05 May 2015
According to the General Dental Council's Scope of Practice, a clinical dental technician (CDT) can provide complete dentures directly to a patient. However, patients requiring a partial denture must be seen by a dentist before a CDT can provide treatment, and only then following the issue of a prescription.
All appliances provided by a CDT are done so under private contract and therefore if the patient was in any way dissatisfied, the CDT would be expected to have a suitable process for handling complaints. The Dental Complaints Service is available to the patient. The dentist who provides the treatment plan could be challenged if the treatment plan was considered inappropriate.
You would be entitled to refuse to provide the patient with a prescription if for some reason you felt a particular type of denture would not be in their best interests and could justify such a decision.
In general terms a prescription request such as this can be treated in the same way as a referral for treatment; it is a correspondence between two professionals directly concerned in the provision of dental care to a particular patient.

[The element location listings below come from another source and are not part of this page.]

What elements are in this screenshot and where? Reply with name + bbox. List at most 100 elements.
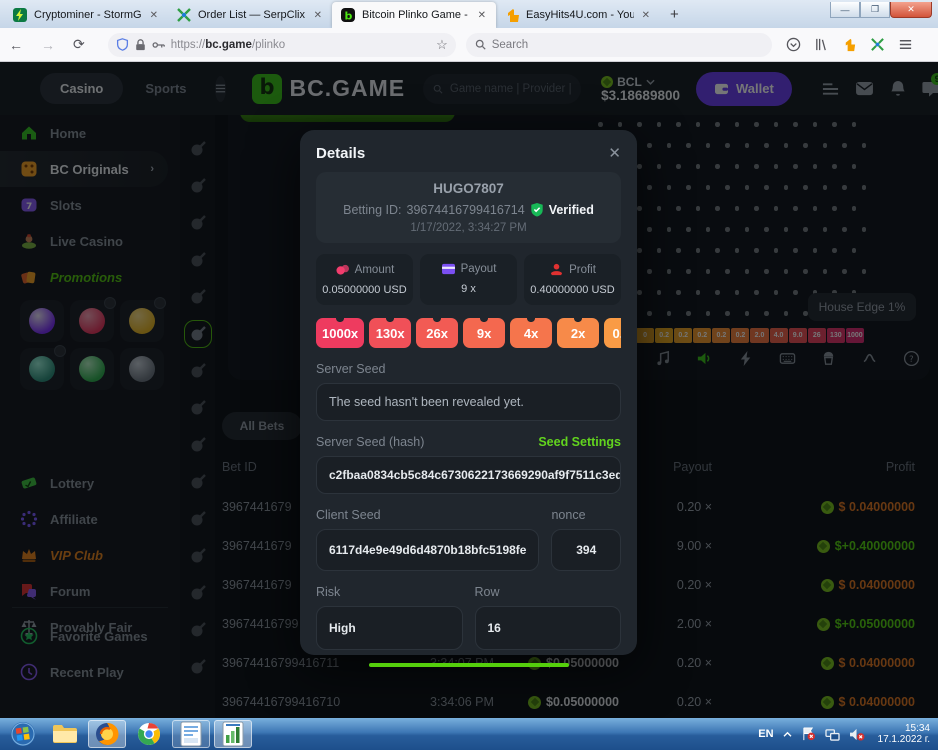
system-tray: EN 15:34 17.1.2022 г. bbox=[758, 723, 938, 745]
browser-tab[interactable]: Cryptominer - StormGain ✕ bbox=[4, 2, 168, 28]
screen: Cryptominer - StormGain✕Order List — Ser… bbox=[0, 0, 938, 750]
start-button[interactable] bbox=[4, 720, 42, 748]
bet-username: HUGO7807 bbox=[326, 181, 611, 196]
profit-icon bbox=[549, 263, 564, 276]
multiplier-chip: 2x bbox=[557, 318, 599, 348]
window-controls: — ❐ ✕ bbox=[830, 2, 932, 18]
url-text[interactable]: https://bc.game/plinko bbox=[171, 39, 430, 51]
permissions-key-icon[interactable] bbox=[152, 40, 165, 50]
modal-title: Details bbox=[316, 145, 365, 162]
writer-icon[interactable] bbox=[172, 720, 210, 748]
betting-id-value: 39674416799416714 bbox=[407, 203, 525, 217]
bet-stats: Amount 0.05000000 USD Payout9 x Profit 0.400… bbox=[316, 254, 621, 305]
svg-text:b: b bbox=[345, 10, 353, 23]
taskbar-apps bbox=[0, 720, 252, 748]
bookmark-star-icon[interactable]: ☆ bbox=[436, 37, 448, 53]
maximize-button[interactable]: ❐ bbox=[860, 2, 890, 18]
network-icon[interactable] bbox=[825, 728, 840, 741]
multiplier-chip: 1000x bbox=[316, 318, 364, 348]
tracking-shield-icon[interactable] bbox=[116, 38, 129, 51]
pocket-icon[interactable] bbox=[786, 37, 801, 52]
toolbar-icons bbox=[786, 37, 913, 52]
clock-time: 15:34 bbox=[878, 723, 930, 734]
stat-card-profit: Profit 0.40000000 USD bbox=[524, 254, 621, 305]
stat-card-amount: Amount 0.05000000 USD bbox=[316, 254, 413, 305]
stat-value: 0.05000000 USD bbox=[322, 284, 407, 296]
multiplier-chip: 130x bbox=[369, 318, 411, 348]
back-button[interactable]: ← bbox=[0, 37, 32, 53]
multiplier-chip: 0.2x bbox=[604, 318, 621, 348]
language-indicator[interactable]: EN bbox=[758, 728, 773, 740]
server-seed-input[interactable]: The seed hasn't been revealed yet. bbox=[316, 383, 621, 421]
serpclix-x-icon[interactable] bbox=[870, 37, 885, 52]
client-seed-input[interactable]: 6117d4e9e49d6d4870b18bfc5198fe bbox=[316, 529, 539, 571]
taskbar: EN 15:34 17.1.2022 г. bbox=[0, 718, 938, 750]
details-modal: Details ✕ HUGO7807 Betting ID: 396744167… bbox=[300, 130, 637, 655]
stat-label: Amount bbox=[355, 264, 395, 276]
verify-button-edge bbox=[369, 663, 569, 667]
tab-title: EasyHits4U.com - Your Traffic E bbox=[526, 9, 634, 21]
nonce-input[interactable]: 394 bbox=[551, 529, 621, 571]
tab-title: Cryptominer - StormGain bbox=[34, 9, 142, 21]
seed-settings-link[interactable]: Seed Settings bbox=[538, 435, 621, 449]
multiplier-chip: 4x bbox=[510, 318, 552, 348]
tab-strip: Cryptominer - StormGain✕Order List — Ser… bbox=[0, 0, 820, 28]
browser-tab[interactable]: Order List — SerpClix ClickSense ✕ bbox=[168, 2, 332, 28]
easyhits-hand-icon[interactable] bbox=[842, 37, 857, 52]
bet-info-card: HUGO7807 Betting ID: 39674416799416714 V… bbox=[316, 172, 621, 243]
browser-tab[interactable]: b Bitcoin Plinko Game - Play Plin ✕ bbox=[332, 2, 496, 28]
menu-icon[interactable] bbox=[898, 37, 913, 52]
browser-tab[interactable]: EasyHits4U.com - Your Traffic E ✕ bbox=[496, 2, 660, 28]
server-seed-hash-input[interactable]: c2fbaa0834cb5c84c6730622173669290af9f751… bbox=[316, 456, 621, 494]
row-label: Row bbox=[475, 585, 500, 599]
library-icon[interactable] bbox=[814, 37, 829, 52]
explorer-icon[interactable] bbox=[46, 720, 84, 748]
risk-input[interactable]: High bbox=[316, 606, 463, 650]
calc-icon[interactable] bbox=[214, 720, 252, 748]
lock-icon[interactable] bbox=[135, 39, 146, 51]
volume-muted-icon[interactable] bbox=[849, 728, 865, 741]
amount-icon bbox=[335, 263, 350, 276]
reload-button[interactable]: ⟳ bbox=[64, 36, 94, 53]
search-icon bbox=[475, 39, 486, 50]
multiplier-chip: 26x bbox=[416, 318, 458, 348]
multiplier-chip: 9x bbox=[463, 318, 505, 348]
stat-label: Profit bbox=[569, 264, 596, 276]
stat-value: 9 x bbox=[426, 283, 511, 295]
tab-close-icon[interactable]: ✕ bbox=[640, 10, 652, 21]
browser-search[interactable]: Search bbox=[466, 33, 772, 57]
server-seed-label: Server Seed bbox=[316, 362, 385, 376]
nonce-label: nonce bbox=[551, 508, 585, 522]
search-placeholder: Search bbox=[492, 39, 528, 51]
verified-shield-icon bbox=[530, 202, 544, 217]
tab-close-icon[interactable]: ✕ bbox=[148, 10, 160, 21]
minimize-button[interactable]: — bbox=[830, 2, 860, 18]
action-center-icon[interactable] bbox=[801, 727, 816, 741]
stat-value: 0.40000000 USD bbox=[530, 284, 615, 296]
payout-icon bbox=[441, 263, 456, 275]
tab-title: Order List — SerpClix ClickSense bbox=[198, 9, 306, 21]
tray-expand-icon[interactable] bbox=[783, 731, 792, 738]
chrome-icon[interactable] bbox=[130, 720, 168, 748]
modal-close-icon[interactable]: ✕ bbox=[608, 144, 621, 162]
easyhits-favicon bbox=[504, 7, 520, 23]
firefox-icon[interactable] bbox=[88, 720, 126, 748]
close-button[interactable]: ✕ bbox=[890, 2, 932, 18]
clock-date: 17.1.2022 г. bbox=[878, 734, 930, 745]
new-tab-button[interactable]: + bbox=[660, 6, 689, 23]
betting-id-label: Betting ID: bbox=[343, 203, 401, 217]
row-input[interactable]: 16 bbox=[475, 606, 622, 650]
url-bar[interactable]: https://bc.game/plinko ☆ bbox=[108, 33, 456, 57]
browser-titlebar: Cryptominer - StormGain✕Order List — Ser… bbox=[0, 0, 938, 28]
taskbar-clock[interactable]: 15:34 17.1.2022 г. bbox=[874, 723, 930, 745]
verified-label: Verified bbox=[549, 203, 594, 217]
site-viewport: Casino Sports BC.GAME Game name | Provid… bbox=[0, 62, 938, 718]
multiplier-chips: 1000x130x26x9x4x2x0.2x0.2x0.2x0 bbox=[316, 318, 621, 348]
bet-date: 1/17/2022, 3:34:27 PM bbox=[326, 222, 611, 234]
tab-title: Bitcoin Plinko Game - Play Plin bbox=[362, 9, 470, 21]
tab-close-icon[interactable]: ✕ bbox=[476, 10, 488, 21]
forward-button[interactable]: → bbox=[32, 37, 64, 53]
browser-toolbar: ← → ⟳ https://bc.game/plinko ☆ Search bbox=[0, 28, 938, 62]
stat-card-payout: Payout9 x bbox=[420, 254, 517, 305]
tab-close-icon[interactable]: ✕ bbox=[312, 10, 324, 21]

Under these circumstances, the patient’s consent would be implied by the professional relationship.
A prescription request could also be seen as a request by the patient for a treatment plan. Following a full mouth assessment by a dentist, the patient should be provided with a treatment plan. The patient is at liberty to take this treatment plan to any appropriate registered dental professional who can, within the overall limits of the plan and their competence, treat the patient. Therefore, a patient would be entitled to take their treatment plan for a denture to a CDT.
To be seen to be obstructive is likely to attract considerable criticism and possibly invite investigation from the GDC should the matter come to its attention.
Who is responsible for the partial denture design?
This is not an easy question to answer as the GDC’s guidance does not make this clear. One could argue that as the dentist is providing the treatment plan and prescription, he or she should be the person to design the denture. Alternatively one could argue that as the CDT is the clinician making the denture, the design should really fall to them.
In reality, however, it is likely to be a collaboration. The lead would depend on training and expertise. Either way, the records should reflect the discussions and decisions made.
Who is responsible if something subsequently happens to the natural dentition as a result of the design?
The responsibility will probably lie with the dentist who examined the patient and provided the treatment plan in the first place as it would be for them to indicate any areas of concern they might have clinically. The CDT would also be liable as although he or she is not trained specifically to identify caries and periodontal problems, they would be expected to recognise such problems and to raise any relevant concerns before the treatment begins. It would however be quite different if the CDT had not followed the advice of the dentist.
Who is ultimately responsible for the patient?
The ultimate responsibility for any patient’s treatment lies with the clinician who undertook that particular element of the treatment. That does not mean, however, that the dentist (who perhaps only provided the treatment plan) has no responsibility at all.
Can a dentist refuse to provide a treatment plan?
The GDC’s guidance makes it very clear that individual registrants should act together in the best interests of the patient and as a consequence a dentist would have to have a good clinical or ethical reason for failing to provide a treatment plan. If that refusal was simply as a matter of ‘protectionism’, the GDC would not be too impressed.